Studio Associate at SJB Gabrielle Suhr was the project leader for Nightingale Marrickville which has gone on to take out the Premier's Prize at the 2024 NSW Architecture Awards.

She says what makes the Nightingale model so special is that it isn't about profit.

“Taking profit out of property is really important,” she says. 

“The focus was about creating communities and great places to live and I haven’t met a person who doesn’t love their nightingale apartment”.  

Gabrielle says apartment design has been quite static for a number of years and she’d like to see more flexibility in this space. 

“It’s been assumed we all want extra bedrooms, we all want laundries and we all want a ceiling,” she comments. 

Yet, the end users of Nightingale didn’t necessarily want any of those things. Through consultation with the community SJB discovered that what they really wanted was simply services that worked.

“So anything that could be shared was shared,” Gabrielle says. 

While Gabrielle would like to see design becoming more community minded, she worries that the pandemic has led people to want the exact opposite. 

“I’ve noticed a particular focus on making sure you’ve got everything that you need in your house,” she says.

“In a way I feel like people are wanting bigger homes. They don’t want to be with the public anymore. They want to have theatres at home, they want to have wellness spas at home.”
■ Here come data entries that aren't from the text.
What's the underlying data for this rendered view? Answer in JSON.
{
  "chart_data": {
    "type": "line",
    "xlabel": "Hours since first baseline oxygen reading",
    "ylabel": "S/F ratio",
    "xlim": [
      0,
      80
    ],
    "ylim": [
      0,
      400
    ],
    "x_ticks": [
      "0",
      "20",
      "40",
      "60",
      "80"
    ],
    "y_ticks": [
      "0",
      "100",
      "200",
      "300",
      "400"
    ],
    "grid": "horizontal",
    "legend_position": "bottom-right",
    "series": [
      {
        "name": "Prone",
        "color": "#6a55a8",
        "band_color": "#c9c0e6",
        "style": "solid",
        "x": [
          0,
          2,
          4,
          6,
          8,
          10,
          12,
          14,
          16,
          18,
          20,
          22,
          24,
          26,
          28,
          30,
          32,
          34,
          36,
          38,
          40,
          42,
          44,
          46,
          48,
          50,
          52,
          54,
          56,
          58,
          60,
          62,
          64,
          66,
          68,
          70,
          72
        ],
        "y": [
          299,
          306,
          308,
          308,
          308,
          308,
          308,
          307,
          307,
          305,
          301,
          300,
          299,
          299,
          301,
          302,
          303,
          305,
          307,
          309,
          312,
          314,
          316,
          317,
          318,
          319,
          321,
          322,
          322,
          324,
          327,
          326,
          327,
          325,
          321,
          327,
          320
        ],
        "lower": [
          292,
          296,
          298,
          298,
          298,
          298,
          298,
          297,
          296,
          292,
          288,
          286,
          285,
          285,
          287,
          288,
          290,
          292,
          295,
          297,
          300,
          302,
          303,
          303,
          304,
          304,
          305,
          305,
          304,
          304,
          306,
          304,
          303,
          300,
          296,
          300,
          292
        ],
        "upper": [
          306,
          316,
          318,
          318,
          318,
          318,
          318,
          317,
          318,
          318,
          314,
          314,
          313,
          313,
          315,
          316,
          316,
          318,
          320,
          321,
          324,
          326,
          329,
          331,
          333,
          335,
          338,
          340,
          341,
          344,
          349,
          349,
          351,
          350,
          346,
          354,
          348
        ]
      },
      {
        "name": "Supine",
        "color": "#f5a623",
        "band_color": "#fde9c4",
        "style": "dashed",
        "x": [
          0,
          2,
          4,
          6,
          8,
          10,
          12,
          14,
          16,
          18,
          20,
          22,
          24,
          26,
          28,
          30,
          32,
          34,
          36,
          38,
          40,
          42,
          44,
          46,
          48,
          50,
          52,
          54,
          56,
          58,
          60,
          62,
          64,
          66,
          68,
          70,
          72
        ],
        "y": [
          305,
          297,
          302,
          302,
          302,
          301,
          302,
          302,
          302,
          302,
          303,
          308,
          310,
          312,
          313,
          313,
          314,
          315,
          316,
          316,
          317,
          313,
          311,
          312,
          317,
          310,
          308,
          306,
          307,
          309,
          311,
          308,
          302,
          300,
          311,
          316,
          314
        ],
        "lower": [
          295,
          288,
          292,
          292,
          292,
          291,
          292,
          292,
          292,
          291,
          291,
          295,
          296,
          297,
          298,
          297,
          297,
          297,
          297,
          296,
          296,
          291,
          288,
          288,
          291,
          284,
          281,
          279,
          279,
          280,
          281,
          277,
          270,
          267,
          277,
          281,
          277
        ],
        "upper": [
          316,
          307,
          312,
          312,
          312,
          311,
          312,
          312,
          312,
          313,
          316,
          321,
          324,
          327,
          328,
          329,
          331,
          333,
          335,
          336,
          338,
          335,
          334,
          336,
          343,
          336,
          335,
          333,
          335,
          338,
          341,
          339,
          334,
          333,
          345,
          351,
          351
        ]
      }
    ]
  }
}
“Hopefully a focus on community can reverse that and help let go of that fear so much because I definitely think to be sustainable we need to reduce our footprint. There are too many houses in Sydney that are vacant or only have one or two people living in them”. 

When it comes to sustainability in construction, she says it’s “a slow process to legislate”.

“Sustainability as a checklist of requirements can be fundamentally very expensive hence why it’s such a slow moving beast most of the time”

When looking at the future of residential design Gabrielle says we need to face up to the amount of carbon we are using.

“I definitely think that is the direction for our industry to actually start counting carbon and controlling carbon in a very meaningful way. I think there will be a lot of work done in this space. We will be able to go back to the fundamentals of architecture and find that there are clever ways we can actually design to decrease the use of carbon in our projects”.

She notes that the definition of sustainability is diversifying beyond just selecting products known to be more sustainable or that are made in a sustainable way. 

“I think we will actually be able to expand on sustainability to deal with projects that are financially sustainable as well as environmentally sustainable”. 

She is also really interested in social sustainability and making sure that buildings are used how they were intended and therefore they are loved.

 “When buildings are loved they’re used for a long time and they’re looked after; so the maintenance of buildings means that ultimately you build once which is the most sustainable outcome”.